What is this project? Well, I ripped out a scarf that was unwearably long and skinny and started making a garter, log-cabin style square. I'll just keep going and going until it's a size I like or I run out of yarn. Then I'll pick up stitches on one end and make another square out of all the leftover bits of sock yarn I have. Then I'll stuff it and seam up the other three sides and Alek will have a new pillow! And I will make use of all those too-small-to-use leftover balls of sock yarn.
I do have plans for a more ambitious project for the Olympics. It's a sweater kit out of doubled laceweight that I ordered years ago, shoved in a drawer, and forgot about. I may need to buy one or two needles, but other than that, it's an already-paid-for project. All about using what I have right now, since we're on a tight budget these days.
Speaking of which, my farewell lunch at work is scheduled for Thursday.
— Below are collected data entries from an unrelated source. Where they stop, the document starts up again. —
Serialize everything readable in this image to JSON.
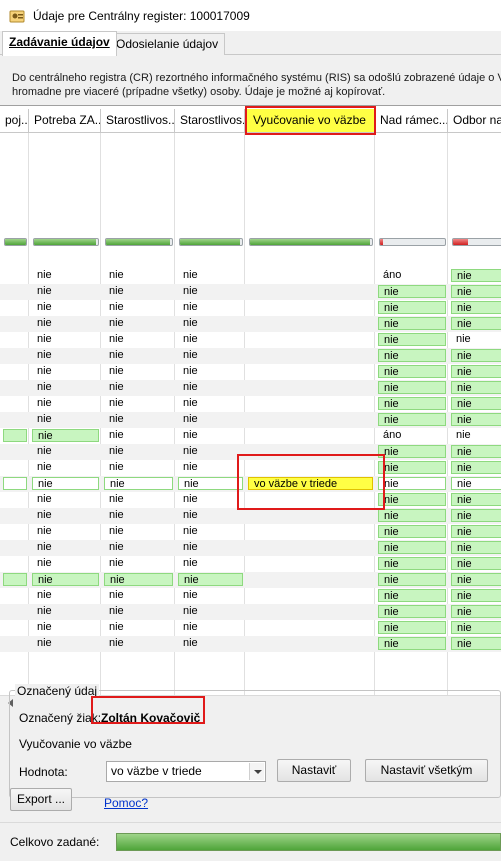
{
  "window": {
    "title": "Údaje pre Centrálny register: 100017009"
  },
  "tabs": [
    {
      "label": "Zadávanie údajov",
      "active": true
    },
    {
      "label": "Odosielanie údajov",
      "active": false
    }
  ],
  "description": {
    "line1": "Do centrálneho registra (CR) rezortného informačného systému (RIS) sa odošlú zobrazené údaje o V",
    "line2": "hromadne pre viaceré (prípadne všetky) osoby. Údaje je možné aj kopírovať."
  },
  "grid": {
    "headers": [
      "poj...",
      "Potreba ZA...",
      "Starostlivos...",
      "Starostlivos...",
      "Vyučovanie vo väzbe",
      "Nad rámec...",
      "Odbor na"
    ],
    "progress": [
      {
        "kind": "green",
        "fill": 1.0
      },
      {
        "kind": "green",
        "fill": 0.97
      },
      {
        "kind": "green",
        "fill": 0.97
      },
      {
        "kind": "green",
        "fill": 0.97
      },
      {
        "kind": "green",
        "fill": 0.98
      },
      {
        "kind": "red",
        "fill": 0.05
      },
      {
        "kind": "red",
        "fill": 0.28
      }
    ],
    "rows": [
      {
        "c1": "nie",
        "c2": "nie",
        "c3": "nie",
        "c5": "áno",
        "c6": "nie",
        "g5": false,
        "g6": true
      },
      {
        "c1": "nie",
        "c2": "nie",
        "c3": "nie",
        "c5": "nie",
        "c6": "nie",
        "g5": true,
        "g6": true
      },
      {
        "c1": "nie",
        "c2": "nie",
        "c3": "nie",
        "c5": "nie",
        "c6": "nie",
        "g5": true,
        "g6": true
      },
      {
        "c1": "nie",
        "c2": "nie",
        "c3": "nie",
        "c5": "nie",
        "c6": "nie",
        "g5": true,
        "g6": true
      },
      {
        "c1": "nie",
        "c2": "nie",
        "c3": "nie",
        "c5": "nie",
        "c6": "nie",
        "g5": true,
        "g6": false
      },
      {
        "c1": "nie",
        "c2": "nie",
        "c3": "nie",
        "c5": "nie",
        "c6": "nie",
        "g5": true,
        "g6": true
      },
      {
        "c1": "nie",
        "c2": "nie",
        "c3": "nie",
        "c5": "nie",
        "c6": "nie",
        "g5": true,
        "g6": true
      },
      {
        "c1": "nie",
        "c2": "nie",
        "c3": "nie",
        "c5": "nie",
        "c6": "nie",
        "g5": true,
        "g6": true
      },
      {
        "c1": "nie",
        "c2": "nie",
        "c3": "nie",
        "c5": "nie",
        "c6": "nie",
        "g5": true,
        "g6": true
      },
      {
        "c1": "nie",
        "c2": "nie",
        "c3": "nie",
        "c5": "nie",
        "c6": "nie",
        "g5": true,
        "g6": true
      },
      {
        "c1": "nie",
        "c2": "nie",
        "c3": "nie",
        "c5": "áno",
        "c6": "nie",
        "g1": true,
        "g5": false,
        "g6": false,
        "gp": true
      },
      {
        "c1": "nie",
        "c2": "nie",
        "c3": "nie",
        "c5": "nie",
        "c6": "nie",
        "g5": true,
        "g6": true
      },
      {
        "c1": "nie",
        "c2": "nie",
        "c3": "nie",
        "c5": "nie",
        "c6": "nie",
        "g5": true,
        "g6": true
      },
      {
        "c1": "nie",
        "c2": "nie",
        "c3": "nie",
        "c4": "vo väzbe v triede",
        "c5": "nie",
        "c6": "nie",
        "sel": true
      },
      {
        "c1": "nie",
        "c2": "nie",
        "c3": "nie",
        "c5": "nie",
        "c6": "nie",
        "g5": true,
        "g6": true
      },
      {
        "c1": "nie",
        "c2": "nie",
        "c3": "nie",
        "c5": "nie",
        "c6": "nie",
        "g5": true,
        "g6": true
      },
      {
        "c1": "nie",
        "c2": "nie",
        "c3": "nie",
        "c5": "nie",
        "c6": "nie",
        "g5": true,
        "g6": true
      },
      {
        "c1": "nie",
        "c2": "nie",
        "c3": "nie",
        "c5": "nie",
        "c6": "nie",
        "g5": true,
        "g6": true
      },
      {
        "c1": "nie",
        "c2": "nie",
        "c3": "nie",
        "c5": "nie",
        "c6": "nie",
        "g5": true,
        "g6": true
      },
      {
        "c1": "nie",
        "c2": "nie",
        "c3": "nie",
        "c5": "nie",
        "c6": "nie",
        "g1": true,
        "g2": true,
        "g3": true,
        "g5": true,
        "g6": true,
        "gp": true
      },
      {
        "c1": "nie",
        "c2": "nie",
        "c3": "nie",
        "c5": "nie",
        "c6": "nie",
        "g5": true,
        "g6": true
      },
      {
        "c1": "nie",
        "c2": "nie",
        "c3": "nie",
        "c5": "nie",
        "c6": "nie",
        "g5": true,
        "g6": true
      },
      {
        "c1": "nie",
        "c2": "nie",
        "c3": "nie",
        "c5": "nie",
        "c6": "nie",
        "g5": true,
        "g6": true
      },
      {
        "c1": "nie",
        "c2": "nie",
        "c3": "nie",
        "c5": "nie",
        "c6": "nie",
        "g5": true,
        "g6": true
      }
    ]
  },
  "selected": {
    "group_title": "Označený údaj",
    "student_label": "Označený žiak:",
    "student_name": "Zoltán Kovačovič",
    "field_name": "Vyučovanie vo väzbe",
    "value_label": "Hodnota:",
    "value": "vo väzbe v triede",
    "set_button": "Nastaviť",
    "set_all_button": "Nastaviť všetkým"
  },
  "footer": {
    "export_button": "Export ...",
    "help_link": "Pomoc?",
    "total_label": "Celkovo zadané:",
    "total_fill": 1.0
  },
  "colors": {
    "green_cell": "#c8f5c0",
    "highlight_yellow": "#ffff44",
    "annotation_red": "#e01a1a"
  }
}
Then Friday I'll go in and take care of the exit paperwork. And then it's really over. Wow. In the last week I got two emails to review submissions to conferences and two invitations to relevant conferences. I turned them down, and I'm realizing I'm really out of this game. I know I'll be able to use my neuroscience and psychology training in my future endeavors, but not in the specific/academic/research sense anymore. I'm not sure I ever belonged in that sphere. I always felt like I was faking it. This feels like the right move, even if I didn't choose it.